7. THE THEORY THAT SIN CONSISTS IN THE OPPOSITION OF THE LOWER PROPENSITIES OF
HUMAN NATURE TO A GRADUALLY DEVELOPING MORAL CONSCIOUSNESS.
This view was
developed, as we pointed out in the preceding, by Tennant in his Hulsean Lectures. It is the
doctrine of sin constructed according to the theory of evolution. Natural impulses and inherited
qualities, derived from the brute, form the material of sin, but do not actually become sin until
they are indulged in contrary to the gradually awakening moral sense of mankind. The theories
of McDowall and Fiske move along similar lines. The theory as presented by Tennant halts
somewhat between the Scriptural view of man and that presented by the theory of evolution,
inclining now to the one and anon to the other side.

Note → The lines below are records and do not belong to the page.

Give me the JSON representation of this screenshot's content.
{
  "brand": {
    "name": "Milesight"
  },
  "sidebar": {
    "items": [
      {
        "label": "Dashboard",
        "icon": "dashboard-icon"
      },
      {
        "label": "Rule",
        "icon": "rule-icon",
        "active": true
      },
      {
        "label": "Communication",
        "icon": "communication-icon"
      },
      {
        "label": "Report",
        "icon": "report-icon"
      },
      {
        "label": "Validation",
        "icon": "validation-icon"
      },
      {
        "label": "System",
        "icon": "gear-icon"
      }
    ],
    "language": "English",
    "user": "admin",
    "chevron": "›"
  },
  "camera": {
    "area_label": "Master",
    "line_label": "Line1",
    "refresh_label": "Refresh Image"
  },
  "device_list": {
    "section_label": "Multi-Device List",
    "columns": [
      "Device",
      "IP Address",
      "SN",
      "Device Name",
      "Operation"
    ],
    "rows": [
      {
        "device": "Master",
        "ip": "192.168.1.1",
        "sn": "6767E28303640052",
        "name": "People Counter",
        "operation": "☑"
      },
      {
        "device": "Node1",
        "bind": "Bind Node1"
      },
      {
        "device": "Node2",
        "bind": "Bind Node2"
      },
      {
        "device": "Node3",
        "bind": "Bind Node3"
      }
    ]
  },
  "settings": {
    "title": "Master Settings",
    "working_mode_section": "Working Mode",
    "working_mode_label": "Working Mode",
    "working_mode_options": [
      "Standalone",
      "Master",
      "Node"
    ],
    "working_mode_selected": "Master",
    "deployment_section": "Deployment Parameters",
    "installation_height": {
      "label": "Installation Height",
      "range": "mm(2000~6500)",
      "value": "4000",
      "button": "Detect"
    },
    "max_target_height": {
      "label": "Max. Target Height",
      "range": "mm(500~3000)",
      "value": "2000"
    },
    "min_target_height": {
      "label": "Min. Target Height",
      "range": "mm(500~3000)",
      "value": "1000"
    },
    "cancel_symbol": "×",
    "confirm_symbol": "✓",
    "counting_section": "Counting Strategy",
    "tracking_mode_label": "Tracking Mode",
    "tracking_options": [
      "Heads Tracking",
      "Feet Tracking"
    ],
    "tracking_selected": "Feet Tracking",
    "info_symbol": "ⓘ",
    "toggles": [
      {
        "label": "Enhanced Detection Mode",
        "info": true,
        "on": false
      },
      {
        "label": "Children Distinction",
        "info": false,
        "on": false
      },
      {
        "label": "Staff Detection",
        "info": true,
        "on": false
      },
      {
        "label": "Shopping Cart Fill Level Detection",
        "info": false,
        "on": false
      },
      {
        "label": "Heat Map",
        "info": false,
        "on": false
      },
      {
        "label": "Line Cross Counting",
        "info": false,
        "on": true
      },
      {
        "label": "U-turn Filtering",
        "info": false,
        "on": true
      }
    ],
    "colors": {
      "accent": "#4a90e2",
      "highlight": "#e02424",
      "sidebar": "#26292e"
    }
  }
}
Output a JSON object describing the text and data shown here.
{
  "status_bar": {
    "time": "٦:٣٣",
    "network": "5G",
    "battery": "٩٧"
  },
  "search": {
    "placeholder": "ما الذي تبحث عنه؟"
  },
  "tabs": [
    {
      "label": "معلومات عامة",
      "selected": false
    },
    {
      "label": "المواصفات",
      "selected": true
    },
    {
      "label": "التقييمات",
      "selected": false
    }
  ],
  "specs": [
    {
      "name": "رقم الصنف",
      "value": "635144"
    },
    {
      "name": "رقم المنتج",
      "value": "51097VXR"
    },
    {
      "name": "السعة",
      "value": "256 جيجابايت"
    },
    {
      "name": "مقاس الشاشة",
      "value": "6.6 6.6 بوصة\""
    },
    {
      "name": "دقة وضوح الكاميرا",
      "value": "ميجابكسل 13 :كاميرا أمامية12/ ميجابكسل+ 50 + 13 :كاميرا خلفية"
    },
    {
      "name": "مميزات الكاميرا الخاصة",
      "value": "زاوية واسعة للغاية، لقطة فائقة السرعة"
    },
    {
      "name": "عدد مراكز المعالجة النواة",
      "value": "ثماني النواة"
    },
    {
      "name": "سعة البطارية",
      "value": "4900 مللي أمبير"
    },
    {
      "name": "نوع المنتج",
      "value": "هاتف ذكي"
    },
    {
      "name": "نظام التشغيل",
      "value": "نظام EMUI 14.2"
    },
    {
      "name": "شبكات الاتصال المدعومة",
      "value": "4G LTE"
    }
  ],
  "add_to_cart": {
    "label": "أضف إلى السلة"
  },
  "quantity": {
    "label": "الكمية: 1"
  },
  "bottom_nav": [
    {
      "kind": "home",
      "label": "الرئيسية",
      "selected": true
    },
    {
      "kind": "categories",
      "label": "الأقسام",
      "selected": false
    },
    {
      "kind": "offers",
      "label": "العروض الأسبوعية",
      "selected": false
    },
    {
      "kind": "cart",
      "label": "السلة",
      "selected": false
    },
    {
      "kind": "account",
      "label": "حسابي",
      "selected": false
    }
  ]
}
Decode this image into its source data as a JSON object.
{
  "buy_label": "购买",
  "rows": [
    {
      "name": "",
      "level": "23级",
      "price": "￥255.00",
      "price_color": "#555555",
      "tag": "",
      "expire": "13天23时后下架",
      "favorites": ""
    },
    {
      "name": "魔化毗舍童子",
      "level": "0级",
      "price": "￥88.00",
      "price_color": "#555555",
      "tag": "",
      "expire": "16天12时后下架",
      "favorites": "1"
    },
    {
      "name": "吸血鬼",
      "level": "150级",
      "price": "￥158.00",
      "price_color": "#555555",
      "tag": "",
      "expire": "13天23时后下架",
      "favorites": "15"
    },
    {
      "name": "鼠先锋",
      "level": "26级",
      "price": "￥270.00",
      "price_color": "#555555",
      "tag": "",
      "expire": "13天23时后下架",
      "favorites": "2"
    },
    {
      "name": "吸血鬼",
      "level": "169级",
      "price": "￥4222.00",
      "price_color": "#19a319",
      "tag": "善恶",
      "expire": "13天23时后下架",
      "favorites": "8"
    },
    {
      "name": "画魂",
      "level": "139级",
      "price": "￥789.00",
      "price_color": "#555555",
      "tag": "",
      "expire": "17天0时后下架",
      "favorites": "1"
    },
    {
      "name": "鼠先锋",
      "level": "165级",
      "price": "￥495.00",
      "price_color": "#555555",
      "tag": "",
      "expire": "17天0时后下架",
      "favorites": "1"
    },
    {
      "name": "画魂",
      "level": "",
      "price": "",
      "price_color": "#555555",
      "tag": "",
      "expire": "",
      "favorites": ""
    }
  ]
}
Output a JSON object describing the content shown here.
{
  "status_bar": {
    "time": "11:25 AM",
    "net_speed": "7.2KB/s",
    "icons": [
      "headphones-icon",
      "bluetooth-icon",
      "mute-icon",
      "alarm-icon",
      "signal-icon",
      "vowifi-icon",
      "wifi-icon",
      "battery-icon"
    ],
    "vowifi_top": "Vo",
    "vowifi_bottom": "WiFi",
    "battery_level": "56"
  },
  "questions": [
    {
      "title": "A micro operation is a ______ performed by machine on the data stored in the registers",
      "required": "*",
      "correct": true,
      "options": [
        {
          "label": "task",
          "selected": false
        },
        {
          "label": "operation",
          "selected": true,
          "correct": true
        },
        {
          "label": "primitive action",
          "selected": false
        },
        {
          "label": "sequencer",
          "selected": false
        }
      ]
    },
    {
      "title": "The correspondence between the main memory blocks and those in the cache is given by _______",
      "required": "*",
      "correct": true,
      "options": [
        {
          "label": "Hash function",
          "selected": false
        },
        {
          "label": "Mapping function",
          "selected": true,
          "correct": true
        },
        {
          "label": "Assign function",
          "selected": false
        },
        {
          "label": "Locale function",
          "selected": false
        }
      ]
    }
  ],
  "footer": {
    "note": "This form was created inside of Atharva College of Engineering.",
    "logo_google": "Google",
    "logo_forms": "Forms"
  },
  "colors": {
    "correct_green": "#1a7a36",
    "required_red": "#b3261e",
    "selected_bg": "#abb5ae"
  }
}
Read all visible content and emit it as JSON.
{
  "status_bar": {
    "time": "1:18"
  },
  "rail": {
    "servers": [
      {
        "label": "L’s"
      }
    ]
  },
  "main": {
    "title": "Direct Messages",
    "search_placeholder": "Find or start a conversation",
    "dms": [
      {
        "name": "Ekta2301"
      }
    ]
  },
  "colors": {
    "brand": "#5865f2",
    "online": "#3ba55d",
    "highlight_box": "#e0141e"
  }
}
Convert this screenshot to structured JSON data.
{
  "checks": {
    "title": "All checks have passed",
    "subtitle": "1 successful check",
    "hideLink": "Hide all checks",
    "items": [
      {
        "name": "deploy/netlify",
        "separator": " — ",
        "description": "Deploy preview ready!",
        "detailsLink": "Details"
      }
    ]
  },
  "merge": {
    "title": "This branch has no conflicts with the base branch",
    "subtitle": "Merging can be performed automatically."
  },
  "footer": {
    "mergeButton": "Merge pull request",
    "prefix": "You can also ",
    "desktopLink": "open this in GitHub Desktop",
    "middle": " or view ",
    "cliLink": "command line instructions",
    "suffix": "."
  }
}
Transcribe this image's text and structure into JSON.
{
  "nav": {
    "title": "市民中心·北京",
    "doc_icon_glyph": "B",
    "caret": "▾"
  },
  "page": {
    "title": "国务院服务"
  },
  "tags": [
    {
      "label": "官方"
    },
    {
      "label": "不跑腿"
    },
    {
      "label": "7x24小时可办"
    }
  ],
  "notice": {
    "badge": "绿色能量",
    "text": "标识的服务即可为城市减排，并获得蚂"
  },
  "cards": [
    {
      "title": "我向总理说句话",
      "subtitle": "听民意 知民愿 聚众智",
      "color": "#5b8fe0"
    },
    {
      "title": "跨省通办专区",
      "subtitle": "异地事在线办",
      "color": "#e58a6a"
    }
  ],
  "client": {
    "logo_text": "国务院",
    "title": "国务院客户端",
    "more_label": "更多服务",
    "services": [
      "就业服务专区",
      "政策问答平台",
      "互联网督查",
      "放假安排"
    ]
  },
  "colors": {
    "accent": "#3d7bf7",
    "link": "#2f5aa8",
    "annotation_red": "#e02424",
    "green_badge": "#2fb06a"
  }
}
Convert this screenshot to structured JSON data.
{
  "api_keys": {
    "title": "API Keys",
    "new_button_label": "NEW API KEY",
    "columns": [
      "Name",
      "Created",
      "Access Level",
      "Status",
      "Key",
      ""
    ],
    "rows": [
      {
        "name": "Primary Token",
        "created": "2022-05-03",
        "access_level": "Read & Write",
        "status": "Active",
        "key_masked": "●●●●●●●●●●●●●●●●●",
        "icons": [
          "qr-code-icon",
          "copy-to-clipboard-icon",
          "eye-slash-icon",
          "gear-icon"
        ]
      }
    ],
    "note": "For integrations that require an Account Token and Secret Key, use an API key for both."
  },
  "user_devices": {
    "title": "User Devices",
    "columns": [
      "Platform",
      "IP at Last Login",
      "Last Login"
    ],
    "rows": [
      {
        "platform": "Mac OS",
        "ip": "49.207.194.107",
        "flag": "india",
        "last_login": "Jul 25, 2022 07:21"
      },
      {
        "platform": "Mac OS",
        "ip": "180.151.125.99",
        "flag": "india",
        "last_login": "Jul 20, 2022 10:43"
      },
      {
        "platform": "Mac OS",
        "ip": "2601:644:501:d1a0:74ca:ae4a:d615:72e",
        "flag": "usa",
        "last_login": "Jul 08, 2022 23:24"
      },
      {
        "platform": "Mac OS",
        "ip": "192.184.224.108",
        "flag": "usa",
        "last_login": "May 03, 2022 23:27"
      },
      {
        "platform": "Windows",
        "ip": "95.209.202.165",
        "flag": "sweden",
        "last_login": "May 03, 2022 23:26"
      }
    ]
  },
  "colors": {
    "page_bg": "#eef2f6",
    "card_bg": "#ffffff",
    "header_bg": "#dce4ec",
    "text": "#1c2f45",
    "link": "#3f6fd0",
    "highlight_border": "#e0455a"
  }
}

It assumes that man had a free will even
before the awakening of his moral consciousness, so that he was able to choose when he was
placed before a moral ideal; but does not explain how we can conceive of a free and
indeterminate will in a process of evolution. It limits sin to those transgressions of the moral
law, which are committed with a clear consciousness of a moral ideal and are therefore
condemned by conscience as evil. As a matter of fact, it is merely the old Pelagian view of sin
grafted into the theory of evolution, and is therefore open to all the objections with which
Pelagianism is burdened.
The radical defect in all these theories is that they seek to define sin without taking into
consideration that sin is essentially a breaking away from God, opposition to God, and
transgression of the law of God. Sin should always be defined in terms of man’s relation to God
and to His will as expressed in the moral law.